Предлагаемая вниманию читателей «Дона» новелла Д. Хонига взята из «Антисоциального дневника» — самого первого сборника хичкоковской серии, вышедшего в США в 1965 году.

От переводчика

Калитка жалобно заскулила за ним. Звук заставил его помедлить секунду и взглянуть на дом. Неосвещенное здание мрачно возвышалось на фоне ночного неба. «Интересно, спит она сейчас? — подумал он.— Или скрип калитки разбудил ее?» Хотя, в сущности, ему это было безразлично. Дело зашло так далеко, что теперь ему было на все плевать. Конечно, ее сцены не могли не действовать ему на нервы — сцены, которые повторялись изо дня в день, во время которых она обрушивала на его голову целые тирады, полные упреков и обвинений. А он уже и не трудился с ней спорить.

Он направился по дорожке к дому, поднялся по ступенькам и нащупал ключ. Вошел и прикрыл за собой дверь. И сразу же уловил враждебную, неприязненную волну, исходившую от этой женщины, нагнетаемую ее неослабным, праведным негодованием.

Он сунул ключ обратно в карман и уже собирался отправиться наверх, когда в темноте зазвучал ее голос — спокойный и сдержанный. Она произнесла его имя так, будто только что узнала его — после долгих, молчаливых часов раздумий:

— Карл.

Он застыл у нижней ступеньки, уже опустив на перила руку. Он отлично знал, где она стоит, — рядом со старинными дедовскими часами, в углу, у самой двери. Она всегда дожидалась его именно в этом месте.

— Мне бы пора привыкнуть, — сказал он, — а я всякий раз вздрагиваю. Какого дьявола ты вечно там прячешься? Разве нельзя хотя бы свет оставлять?

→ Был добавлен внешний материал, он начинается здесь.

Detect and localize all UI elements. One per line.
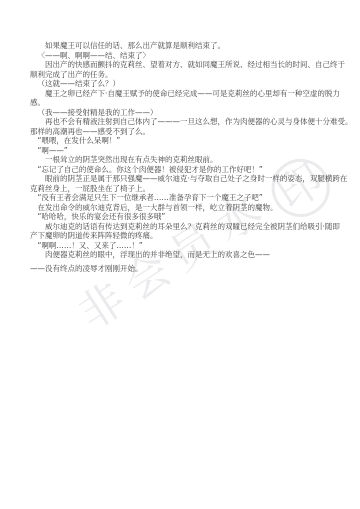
text-line: 威尔迪克的话语有传达到克莉丝的耳朵里么？克莉丝的双瞳已经完全被阴茎们给吸引·随即: [30, 222, 334, 232]
text-line: 那样的高潮再也——感受不到了么。: [30, 127, 334, 137]
text-line: 如果魔王可以信任的话、那么出产就算是顺利结束了。: [30, 41, 334, 51]
text-line: 在发出命令的威尔迪克背后，是一大群与首领一样，屹立着阴茎的魔物。: [30, 203, 334, 213]
text-line: （这就——结束了么？）: [30, 79, 334, 89]
text-line: 顺利完成了出产的任务。: [30, 70, 334, 80]
novel-page: { "page": { "background_color": "#ffffff…: [0, 0, 360, 509]
text-line: 再也不会有精液注射到自己体内了———一旦这么想，作为肉便器的心灵与身体便十分难受…: [30, 117, 334, 127]
text-line: 克莉丝身上，一屁股坐在了椅子上。: [30, 184, 334, 194]
text-line: “忘记了自己的使命么。你这个肉便器！被侵犯才是你的工作好吧！”: [30, 165, 334, 175]
text-line: 〈——啊、啊啊——结、结束了〉: [30, 51, 334, 61]
text-line: 肉便器克莉丝的眼中，浮现出的并非绝望，而是无上的欢喜之色——: [30, 250, 334, 260]
text-line: “哈哈哈，快乐的宴会还有很多很多哦”: [30, 212, 334, 222]
text-content: 如果魔王可以信任的话、那么出产就算是顺利结束了。 〈——啊、啊啊——结、结束了〉…: [30, 41, 334, 273]
text-line: ——没有终点的凌辱才刚刚开始。: [30, 264, 334, 274]
text-line: “没有王者会满足只生下一位继承者……准备孕育下一个魔王之子吧”: [30, 193, 334, 203]
text-line: 因出产的快感而颤抖的克莉丝、望着对方、就如同魔王所说、经过相当长的时间、自己终于: [30, 60, 334, 70]
text-line: “喂喂，在发什么呆啊！”: [30, 136, 334, 146]
text-line: 魔王之卵已经产下·自魔王赋予的使命已经完成——可是克莉丝的心里却有一种空虚的脱力: [30, 89, 334, 99]
page-background: 非会员水印 如果魔王可以信任的话、那么出产就算是顺利结束了。 〈——啊、啊啊——…: [0, 0, 360, 509]
text-line: 感。: [30, 98, 334, 108]
text-line: （我——接受射精是我的工作——）: [30, 108, 334, 118]
text-line: 一根耸立的阴茎突然出现在有点失神的克莉丝眼前。: [30, 155, 334, 165]
text-line: “啊——”: [30, 146, 334, 156]
text-line: “啊啊……！又、又来了……！”: [30, 241, 334, 251]
text-line: 眼前的阴茎正是属于那只强魔——威尔迪克·与夺取自己处子之身时一样的姿态，双腿横跨…: [30, 174, 334, 184]
text-line: 产下魔卵的阴道传来阵阵轻微的疼痛。: [30, 231, 334, 241]
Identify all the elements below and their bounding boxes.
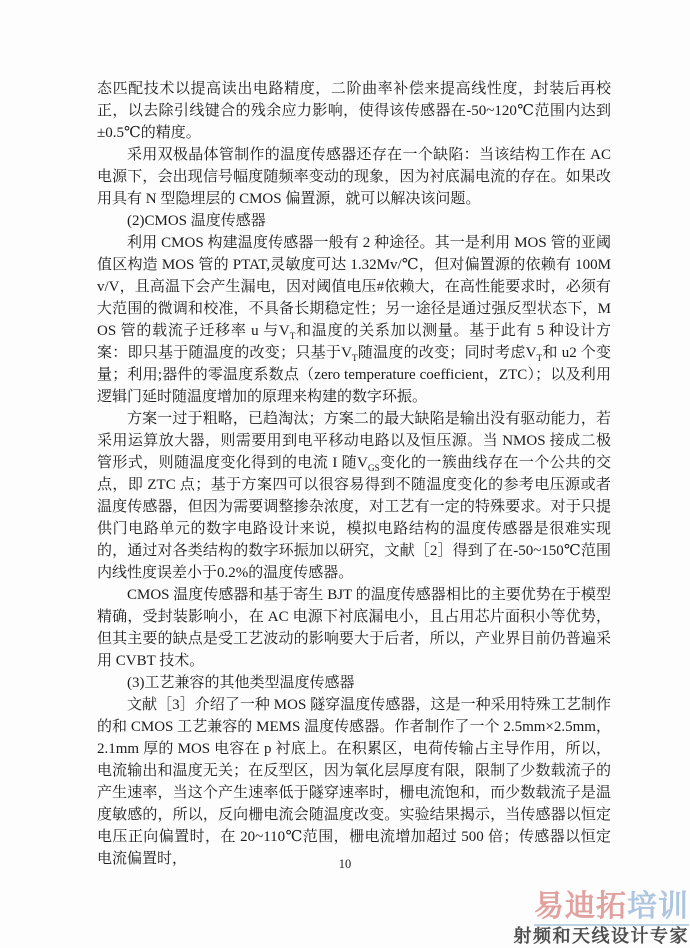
paragraph: CMOS 温度传感器和基于寄生 BJT 的温度传感器相比的主要优势在于模型精确，… (97, 584, 611, 672)
document-page: 态匹配技术以提高读出电路精度，二阶曲率补偿来提高线性度，封装后再校正，以去除引线… (0, 0, 690, 948)
paragraph: 利用 CMOS 构建温度传感器一般有 2 种途径。其一是利用 MOS 管的亚阈值… (97, 232, 611, 408)
paragraph: 文献［3］介绍了一种 MOS 隧穿温度传感器，这是一种采用特殊工艺制作的和 CM… (97, 694, 611, 870)
paragraph: 采用双极晶体管制作的温度传感器还存在一个缺陷：当该结构工作在 AC 电源下，会出… (97, 144, 611, 210)
watermark-tagline: 射频和天线设计专家 (514, 926, 690, 947)
watermark: 易迪拓培训 射频和天线设计专家 (514, 892, 690, 947)
paragraph: (3)工艺兼容的其他类型温度传感器 (97, 672, 611, 694)
document-text: 态匹配技术以提高读出电路精度，二阶曲率补偿来提高线性度，封装后再校正，以去除引线… (97, 78, 611, 870)
paragraph: 态匹配技术以提高读出电路精度，二阶曲率补偿来提高线性度，封装后再校正，以去除引线… (97, 78, 611, 144)
paragraph: 方案一过于粗略，已趋淘汰；方案二的最大缺陷是输出没有驱动能力，若采用运算放大器，… (97, 408, 611, 584)
page-number: 10 (0, 857, 690, 872)
watermark-logo-primary: 易迪拓 (534, 890, 627, 923)
watermark-logo-secondary: 培训 (627, 890, 689, 923)
watermark-logo: 易迪拓培训 (534, 892, 689, 926)
paragraph: (2)CMOS 温度传感器 (97, 210, 611, 232)
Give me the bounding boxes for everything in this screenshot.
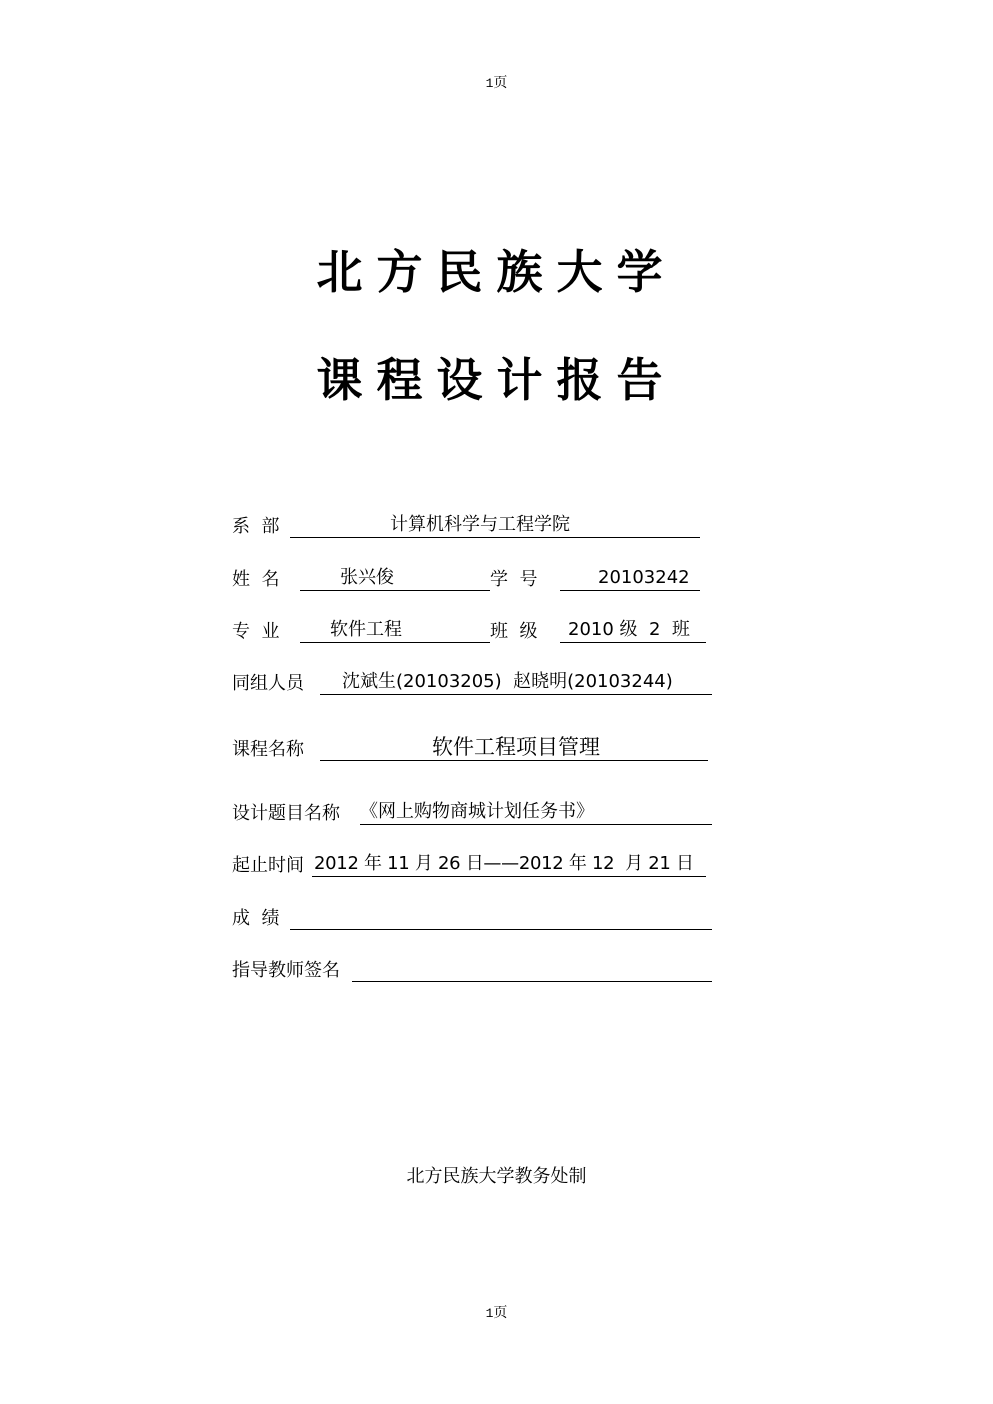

— С какой стати? — горько произнесла она из темноты, и он, даже не видя ее, живо представил это лицо: напряженное, с плотно сжатыми губами и маленькими глазками, в которых тлели злобные огоньки.— Ты собираешься что-то делать при свете? Или ты меня об этом когда-нибудь предупреждал заранее?

— Тебе прекрасно известно, где я был, — ответил он глухим, полным терпения голосом.

Теперь он ее действительно видел: она стояла рядом с часами, рядом с бесстрастно качавшимся маятником.

— Ничего подобного. Давай, расскажи. Я хочу, чтобы ты говорил мне о том, куда ходишь,— всегда, всякий раз, пока это наконец не дойдет до твоего сознания.

— Прошу тебя, Лаура. Не заводись.

— Почему это «не заводись»? Я буду заводиться до тех пор, пока ты не оставишь свои выходки.

— Или не уйду от тебя.

— А вот этого ты не сделаешь никогда.

Сейчас она добавит: «Потому что кем же ты тогда будешь? И куда отправишься? У тебя ни денег, ни работы. Содержу тебя я, ты живешь на мои денежки, ради этого ты и женился, да еще благодаря тому, что я когда-то поверила в тебя, полюбила...»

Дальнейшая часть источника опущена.